For William, coaching is like rewiring your brain.
"Coaching is like doing a factory reset on your brain," he says. "We spend all day as human beings nattering away inside our own heads.
"We spend all day taking on board everything around us and discussing it internally.
"Maybe men are not as great as women about all of this and discussing it audibly, but we are always chatting away inside our brains.
"When this happened to me, my brain felt like it was going to explode.
"I couldn't put my thoughts in any sort of orderly form, so coaching was like taking a deep breath and taking yourself back to the basics of what you are.
"It was about understanding what my core values were because they are a very predominant part of all of this.
"It was about asking myself if I was aligned with my core values because if you're not, you are always going to be slightly out of sync."
William says that he believes his dark times had to happen to allow him to get where he is today - helping others navigate the challenging path he once found himself on.
"Out of every adversity, if you take it in the right way, you can decide what way things are going to go in your life and how you are going to react," he says.
"I was never going to give up. I was never going to be beaten by it, but I wasn't quite sure what way was out.
"Maybe life or maybe fate sent coaching across my path, I don't know.

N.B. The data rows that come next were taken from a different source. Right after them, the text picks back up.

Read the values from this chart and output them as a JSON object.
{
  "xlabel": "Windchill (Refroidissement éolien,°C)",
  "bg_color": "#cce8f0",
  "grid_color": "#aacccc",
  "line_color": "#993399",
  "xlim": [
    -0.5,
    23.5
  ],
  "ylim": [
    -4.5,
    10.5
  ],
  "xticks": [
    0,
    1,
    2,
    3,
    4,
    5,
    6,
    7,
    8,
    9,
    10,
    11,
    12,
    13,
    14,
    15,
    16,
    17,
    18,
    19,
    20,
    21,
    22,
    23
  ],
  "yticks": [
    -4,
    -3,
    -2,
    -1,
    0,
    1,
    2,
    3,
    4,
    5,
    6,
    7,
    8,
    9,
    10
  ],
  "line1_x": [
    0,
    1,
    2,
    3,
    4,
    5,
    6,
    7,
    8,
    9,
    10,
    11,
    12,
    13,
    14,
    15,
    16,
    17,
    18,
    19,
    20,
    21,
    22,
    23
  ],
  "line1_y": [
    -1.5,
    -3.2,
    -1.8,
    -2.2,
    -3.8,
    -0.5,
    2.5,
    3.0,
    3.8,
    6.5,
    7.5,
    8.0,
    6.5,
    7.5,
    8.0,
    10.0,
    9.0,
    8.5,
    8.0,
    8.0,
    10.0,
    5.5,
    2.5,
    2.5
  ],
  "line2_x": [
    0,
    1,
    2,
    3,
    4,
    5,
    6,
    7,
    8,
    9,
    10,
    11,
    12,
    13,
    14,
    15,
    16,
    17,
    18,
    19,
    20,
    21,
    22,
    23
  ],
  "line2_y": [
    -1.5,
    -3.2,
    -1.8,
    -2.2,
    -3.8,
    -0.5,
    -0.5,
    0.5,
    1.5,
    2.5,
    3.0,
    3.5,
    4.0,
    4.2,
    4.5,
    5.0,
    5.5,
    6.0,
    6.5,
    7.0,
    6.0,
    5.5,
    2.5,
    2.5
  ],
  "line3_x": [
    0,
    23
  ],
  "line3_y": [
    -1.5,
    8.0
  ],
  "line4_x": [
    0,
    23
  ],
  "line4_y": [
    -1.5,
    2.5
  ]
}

"But what I do know is that by reaching out and always trying to find a way forward, by talking to people about a way forward, by understanding my way forward, I came across it and I registered it.
"Coaching is so logical. It makes so much sense and clears all the fog out of your mind.
"It makes things so much clearer and you are very honest with yourself.
"You can admit to yourself, 'This is who I am, this is my core value and I need to live in line with what my values are."
William says he can talk the talk because he has "walked the walk".
He says he understands business, how challenging it is and how rewarding it can be.
He insists that it is not always about how high you reach, but how high you bounce back up after a fall.
He has this advice for others: "I really would advise others to take coaching.
"I speak from experience. Otherwise, how will you ever really know why you feel what you feel? You have to drill down into yourself a bit.
"As a coach, I provoke. I ask the questions, but the client finds the answer. I guide them in this process. I take them to their moment of 'oh, I see it'. That is the key to coaching.
"I think that people who take coaching have to understand that if they don't put the effort in, they will get nothing from it.
"They have to be accountable for what they do. There is no magic button.
"It takes work, it takes time and it takes effort, but then everything in life worth having takes effort.
Nothing in life is free. If you put the effort in, you'll come out the other side a much more content, happy, more fulfilled person."